Direct and inverse proportion
Edexcel tests proportion across both tiers. Foundation handles informal direct proportion ("if 5 books cost £15, find the cost of 8"). Higher introduces algebraic proportionality including powers, square roots and inverse proportion.
Direct proportion
y is directly proportional to x means y = kx for some constant k > 0. Notation: y ∝ x.
Higher tier extends this to powers: y ∝ x², y ∝ √x, y ∝ x³ etc.
- y ∝ x²: y = kx²
- y ∝ √x: y = k√x
Inverse proportion
y is inversely proportional to x means y = k/x. Notation: y ∝ 1/x.
Extensions: y ∝ 1/x², y ∝ 1/√x.
Method (Edexcel mark scheme template)
- Write the proportionality M1: "y = kx²" or "y = k/x" etc.
- Substitute the given pair to find k M1.
- Write the explicit equation linking y and x A1.
- Substitute the new x to find y M1A1.
✦Worked example— Worked example (Higher Paper 2H)
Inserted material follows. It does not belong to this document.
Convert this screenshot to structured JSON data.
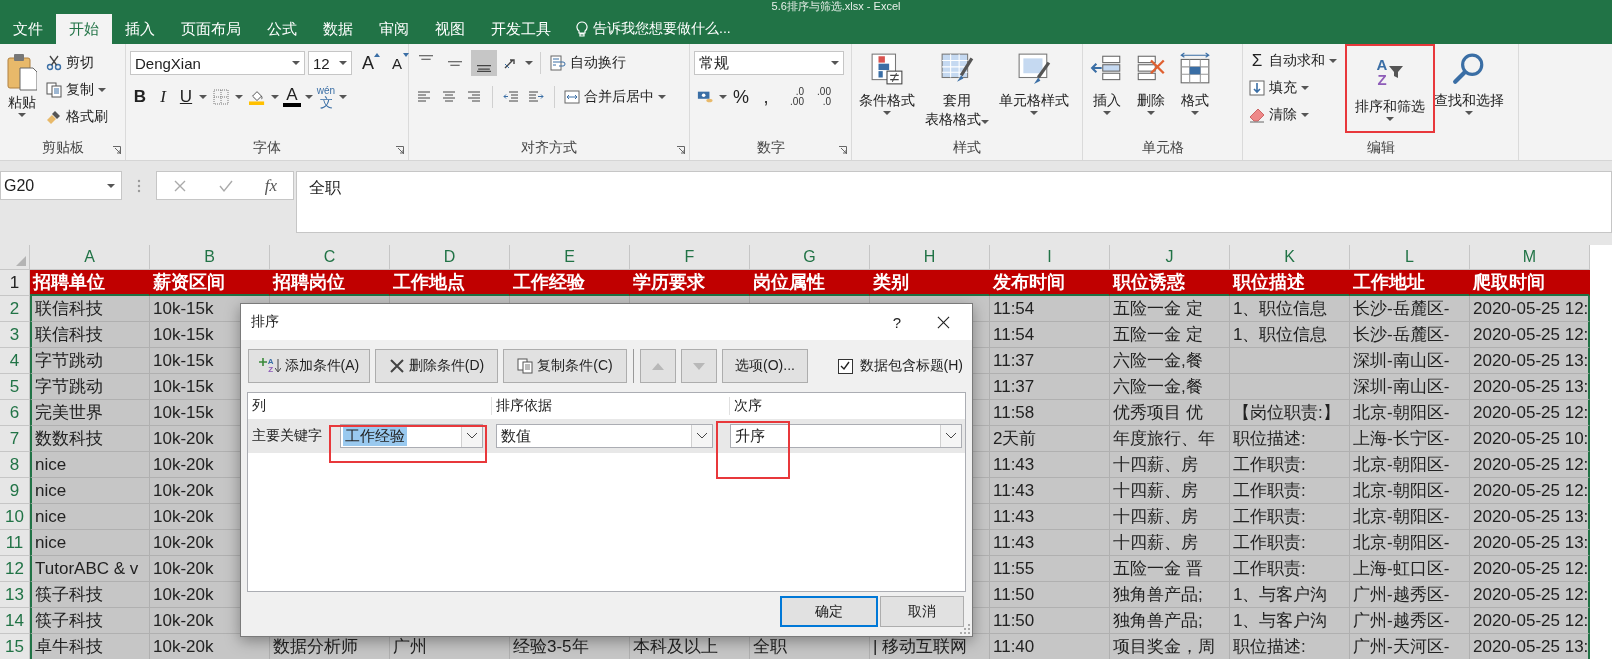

y is inversely proportional to the square of x. When x = 4, y = 5.
- y = k/x²
- 5 = k/16, so k = 80.
- Equation: y = 80/x².
- When x = 10: y = 80/100 = 0.8.
Direct vs inverse — quick check
- Direct: as x doubles, y doubles. Graph through the origin (linear or curve depending on power).
- Inverse: as x doubles, y halves. Graph is a hyperbola — never touches the axes.
Common Edexcel exam tip
Always state the equation y = kx (or whatever form) explicitly before substituting. Mark schemes give M1 just for that line.
⚠Common mistakes— Common errors
- Confusing y ∝ x with y ∝ 1/x.
- Forgetting to find k first.
- Using y/x = constant for inverse proportion (it should be xy = constant).